Fees and Payment

Fees and Payment

I am in-network for many (but not all) BlueCross BlueShield plans. I also see patients who have different insurance as an out-of-network provider. This means if your insurance company offers out-of-network benefits, you should receive some reimbursement for the cost of my services. Most insurance companies that provide out-of-network benefits cover between 50%-75% of the cost per session. Contact your insurance company to find out what your specific coverage is and if you have out-of-network benefits.

We can talk about this in person if your coverage is confusing, or if you need any help understanding the information you have received from your insurance provider. I take payment directly from clients for services provided, and I accept personal checks and credit cards. I am happy to discuss my current fees with you in person as well, so please feel free to contact me with specific questions or we can talk about this when we meet.

Cancellation Policy

I require 48 hours notice to change or cancel a therapy session, otherwise I will charge the full fee (not just your insurance copay/coinsurance) for the session.

Good Faith Estimate

Under Section 2799B-6 of the Public Health Service Act, health care providers and health care facilities are required to inform individuals who are not enrolled in a plan or coverage or a Federal health care program, or not seeking to file a claim with their plan or coverage both orally and in writing of their ability, upon request or at the time of scheduling health care items and services, to receive a “Good Faith Estimate” of expected charges.You have the right to receive a “Good Faith Estimate” explaining how much your medical care will cost 

Under the law, health care providers need to give patients who don’t have insurance or who are not using insurance an estimate of the bill for medical items and services.

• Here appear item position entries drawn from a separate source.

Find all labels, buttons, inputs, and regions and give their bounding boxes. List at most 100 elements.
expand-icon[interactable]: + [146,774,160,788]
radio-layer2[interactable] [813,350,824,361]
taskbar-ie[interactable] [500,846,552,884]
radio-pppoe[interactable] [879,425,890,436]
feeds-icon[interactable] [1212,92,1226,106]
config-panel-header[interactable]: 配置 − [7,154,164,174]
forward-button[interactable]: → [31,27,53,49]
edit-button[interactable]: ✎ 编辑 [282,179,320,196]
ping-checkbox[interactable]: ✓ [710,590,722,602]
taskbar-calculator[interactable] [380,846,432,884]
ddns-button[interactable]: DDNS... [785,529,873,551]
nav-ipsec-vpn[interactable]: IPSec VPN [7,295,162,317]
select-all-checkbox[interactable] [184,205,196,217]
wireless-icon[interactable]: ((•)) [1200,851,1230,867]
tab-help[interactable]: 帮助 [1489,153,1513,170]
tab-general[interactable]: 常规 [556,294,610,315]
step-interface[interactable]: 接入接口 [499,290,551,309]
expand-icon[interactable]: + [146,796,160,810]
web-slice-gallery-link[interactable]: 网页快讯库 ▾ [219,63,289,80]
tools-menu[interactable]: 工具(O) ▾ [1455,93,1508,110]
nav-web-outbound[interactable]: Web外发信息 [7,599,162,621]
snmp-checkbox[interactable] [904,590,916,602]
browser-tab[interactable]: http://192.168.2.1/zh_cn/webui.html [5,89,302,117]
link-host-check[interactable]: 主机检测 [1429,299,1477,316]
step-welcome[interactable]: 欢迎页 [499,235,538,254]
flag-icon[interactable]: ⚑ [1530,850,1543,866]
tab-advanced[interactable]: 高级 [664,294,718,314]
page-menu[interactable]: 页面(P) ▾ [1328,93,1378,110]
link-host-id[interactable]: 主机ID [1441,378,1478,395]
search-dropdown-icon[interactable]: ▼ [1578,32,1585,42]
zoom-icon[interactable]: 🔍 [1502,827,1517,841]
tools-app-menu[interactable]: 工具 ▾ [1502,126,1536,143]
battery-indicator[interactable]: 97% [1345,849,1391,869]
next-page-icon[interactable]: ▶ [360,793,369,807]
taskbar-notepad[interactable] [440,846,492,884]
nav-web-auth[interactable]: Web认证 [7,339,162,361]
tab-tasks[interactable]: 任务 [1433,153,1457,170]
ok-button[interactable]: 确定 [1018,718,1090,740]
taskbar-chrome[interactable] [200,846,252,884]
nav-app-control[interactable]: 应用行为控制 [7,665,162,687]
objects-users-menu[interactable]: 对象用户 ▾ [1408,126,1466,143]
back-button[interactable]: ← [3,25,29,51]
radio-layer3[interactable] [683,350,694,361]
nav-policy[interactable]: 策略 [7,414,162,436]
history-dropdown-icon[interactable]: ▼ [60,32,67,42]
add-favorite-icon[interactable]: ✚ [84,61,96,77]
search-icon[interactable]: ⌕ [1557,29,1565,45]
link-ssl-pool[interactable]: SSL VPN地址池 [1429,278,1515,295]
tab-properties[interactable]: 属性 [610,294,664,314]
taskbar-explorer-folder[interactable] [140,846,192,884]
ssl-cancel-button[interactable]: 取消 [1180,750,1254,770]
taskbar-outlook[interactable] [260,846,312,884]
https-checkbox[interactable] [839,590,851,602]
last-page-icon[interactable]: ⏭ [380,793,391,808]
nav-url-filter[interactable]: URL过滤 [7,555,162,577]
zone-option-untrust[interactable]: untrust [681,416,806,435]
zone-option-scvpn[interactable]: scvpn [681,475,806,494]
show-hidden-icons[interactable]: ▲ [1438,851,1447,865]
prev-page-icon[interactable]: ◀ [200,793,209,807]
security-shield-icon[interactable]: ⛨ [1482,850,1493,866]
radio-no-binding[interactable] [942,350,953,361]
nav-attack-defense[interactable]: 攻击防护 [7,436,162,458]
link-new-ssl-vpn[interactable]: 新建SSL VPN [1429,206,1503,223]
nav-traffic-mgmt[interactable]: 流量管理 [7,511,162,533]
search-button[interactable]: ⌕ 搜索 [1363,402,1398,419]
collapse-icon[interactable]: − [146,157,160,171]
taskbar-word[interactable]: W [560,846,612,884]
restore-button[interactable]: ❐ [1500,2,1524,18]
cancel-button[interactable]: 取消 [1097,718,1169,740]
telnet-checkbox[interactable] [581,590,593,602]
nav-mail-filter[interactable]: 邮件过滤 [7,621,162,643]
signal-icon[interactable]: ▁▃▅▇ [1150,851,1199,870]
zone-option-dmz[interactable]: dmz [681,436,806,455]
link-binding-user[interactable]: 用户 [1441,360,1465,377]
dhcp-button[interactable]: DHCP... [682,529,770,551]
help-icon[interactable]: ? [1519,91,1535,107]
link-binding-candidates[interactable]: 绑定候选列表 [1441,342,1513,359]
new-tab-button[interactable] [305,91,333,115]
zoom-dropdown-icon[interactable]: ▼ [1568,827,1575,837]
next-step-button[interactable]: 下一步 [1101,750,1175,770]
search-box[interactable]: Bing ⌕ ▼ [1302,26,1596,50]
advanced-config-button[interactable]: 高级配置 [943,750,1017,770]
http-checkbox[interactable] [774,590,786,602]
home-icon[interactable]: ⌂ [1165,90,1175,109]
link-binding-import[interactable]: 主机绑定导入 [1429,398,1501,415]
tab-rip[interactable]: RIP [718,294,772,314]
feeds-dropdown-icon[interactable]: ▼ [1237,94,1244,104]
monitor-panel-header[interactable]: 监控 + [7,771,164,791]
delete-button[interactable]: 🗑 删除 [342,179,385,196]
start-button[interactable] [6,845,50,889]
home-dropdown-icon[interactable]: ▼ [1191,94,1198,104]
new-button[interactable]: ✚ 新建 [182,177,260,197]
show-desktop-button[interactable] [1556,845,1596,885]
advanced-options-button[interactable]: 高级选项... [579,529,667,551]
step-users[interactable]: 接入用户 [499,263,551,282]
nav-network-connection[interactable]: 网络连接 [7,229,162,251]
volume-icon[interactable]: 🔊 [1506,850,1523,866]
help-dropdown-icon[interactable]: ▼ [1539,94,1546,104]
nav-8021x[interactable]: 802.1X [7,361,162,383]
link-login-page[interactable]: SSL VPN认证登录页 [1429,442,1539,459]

    • You have the right to receive a Good Faith Estimate for the total expected cost of any non-emergency items or services. This includes related costs like medical tests, prescription drugs, equipment, and hospital fees.
    • Make sure your health care provider gives you a Good Faith Estimate in writing at least 1 business day before your medical service or item. You can also ask your health care provider, and any other provider you choose, for a Good Faith Estimate before you schedule an item or service.
    • If you receive a bill that is at least $400 more than your Good Faith Estimate, you can dispute the bill.